Deflation is a threat to corporate profits, this is one of the reasons for the "easing." At least some of the bonds the Fed will buy will be issued by banks, no doubt the same banking houses which also own the Fed. More money for them. A rise in inflation devalues the currency, this will make it easier for U.S. exporters, currently losing the globalization war, to sell their goods in the international marketplace as the value of the currency of prospective buyers will rise as the dollar descends. The real target of this devaluation is China. It pegs its currency at a fraction to ours, meaning that it maintains its money at a fixed ratio to ours. When ours goes up, they raise theirs proportionally so that the ratio is preserved. They devalue proportionally when the dollar falls. This keeps Chinese exports cheaper than ours and they've been winning the international trade competition as a result. This has cut into the profits of the banking houses ( and their other business interests ) and is, I believe, the principal motive for the new quantitative easing policy. The Chinese central bank will reduce its currency in response, but the less the overall value of each is, the less the difference matters. And there is a limit to how far they can devalue their currency before it causes civil unrest, already a combustible problem in China. It is no accident that China will be the nation most adversely affected by Bernanke's new policy.

You will be adversely affected as well. With the U.S. and China weakening their respective currencies in order to garner a larger share of the globalization booty for their wealthiest corporate tycoons, the buying power of your paycheck will decline. Bernanke has made everybody who earns American dollars a little bit poorer. This will not matter to you if you own a bank or other business which will benefit from a weaker dollar. But if you work in a bank or for any other public or private employer, and you do not receive a yearly cost-of-living allowance ( COLA ), you just got a pay cut.

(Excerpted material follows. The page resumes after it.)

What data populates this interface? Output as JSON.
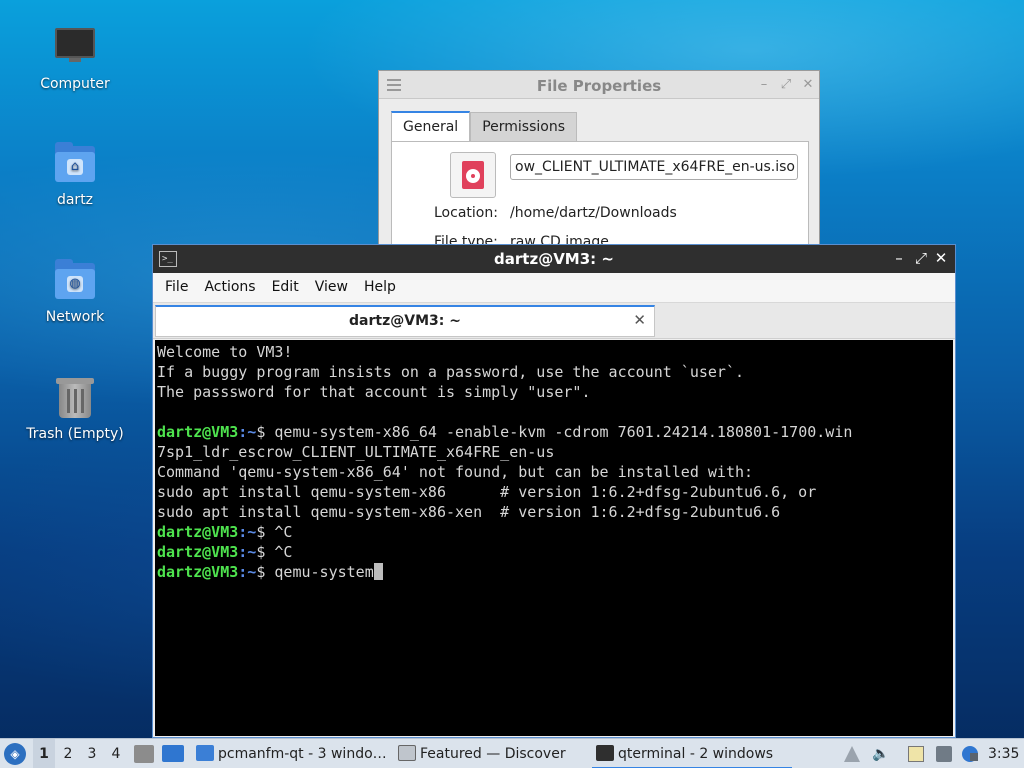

And if you think that two percent inflation is not enough to worry about, then please scroll down the blog and read "change We Can Believe in."

Two percent inflation is just the beginning. It's going to get worse, much worse. Once the banks begin to release the sequestered trillions of tax-payer TARP money from their vaults, we will encounter a glut of money entering the marketplace the likes of which we have never experienced before. In those countries where the banks have begun to lend, inflation is running about five percent. It will happen here too, it's not a question of whether but when. Five percent inflation will bankrupt most wage-earners in a matter of a few years.

If you do not have a COLA, get one. Insist! If you do have one, you must to retain it.